The circumference of the unit circle is $2\pi$, so let's normalize our speed so it takes exactly $2\pi$ seconds to travel around the circle once.

Our position at any given point in time is given by $s(t)$ ...

$$ s(t) \stackrel{\mathrm{def}}{=} (\cos(t), \sin(t)) $$

$t$ is the amount of time in seconds that we have been travelling around the circle. It is also the angle, in radians, between our current position, $(0, 0)$ (the origin), and $(0, 1)$ (our starting point).

Our velocity is always perpendicular to our position if we're tracing out a circle as opposed to some other spiral-like shape. This gives us two options for what the formula for our velocity $v$ could be, let's call them $v_1$ and $v_2$ .

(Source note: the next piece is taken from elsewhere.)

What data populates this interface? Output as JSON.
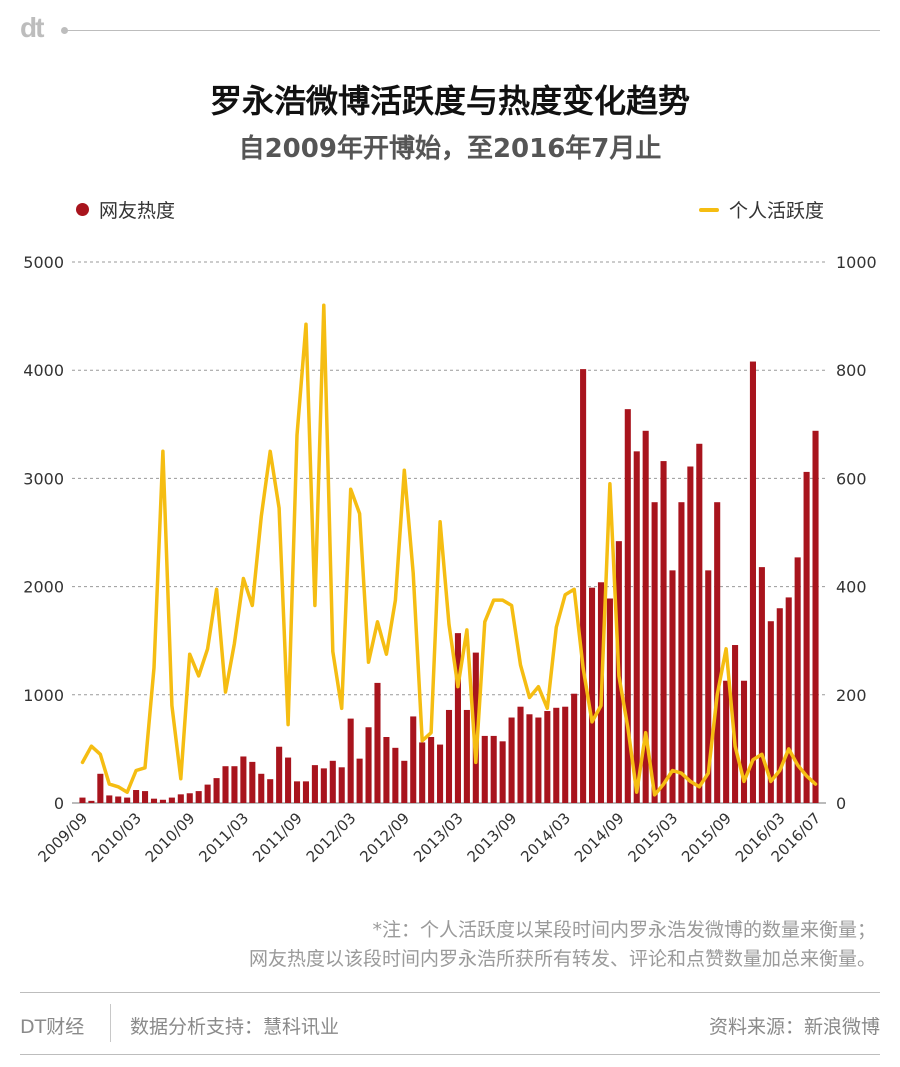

Note that a slope $m'$ is perpendicular to $m$ if and only if $m' = -\frac{1}{m}$ . There are other possibilities for the velocity formula such as $v_3(t) = (-\sin(t)\cos(t)\,,\, 1) $, but all those other possibilities do not satisfy $\mathrm{length}(v_3(t)) = 1$ .

Here are the candidates.

$$ v_1(t) \stackrel{\mathrm{def}}{=} (-\sin(t), \cos(t)) $$

$$ v_2(t) \stackrel{\mathrm{def}}{=} (\sin(t), -\cos(t)) $$

$v_2$ is ruled out because it gives us a velocity of $(0, -1)$ at $t=0$, which means we are travelling clockwise around the circle instead of travelling counterclockwise. So:

$$ \frac{\mathrm{d}s(t)}{\mathrm{d}t} = v(t) = (-\sin(t), \cos(t)) $$

So, if we look at our $y$ coordinate alone, we get $\sin(t)$ ... our velocity at any given point time in the $y$ direction is $\cos(t)$ as desired.

Answer 4

If you look at the computer generated image below your drawing, the angle $\phi$ is equal to angle $\theta$. Which means that $\Delta\sin(\theta) = h \cos(\theta)$. Now if you let $\Delta\theta$ approach 0, $\Delta\theta$ approaches $h$. So when you divide through, you get: $$\Delta\sin(\theta)/\Delta\theta = \cos(\theta)$$ Hope this helps!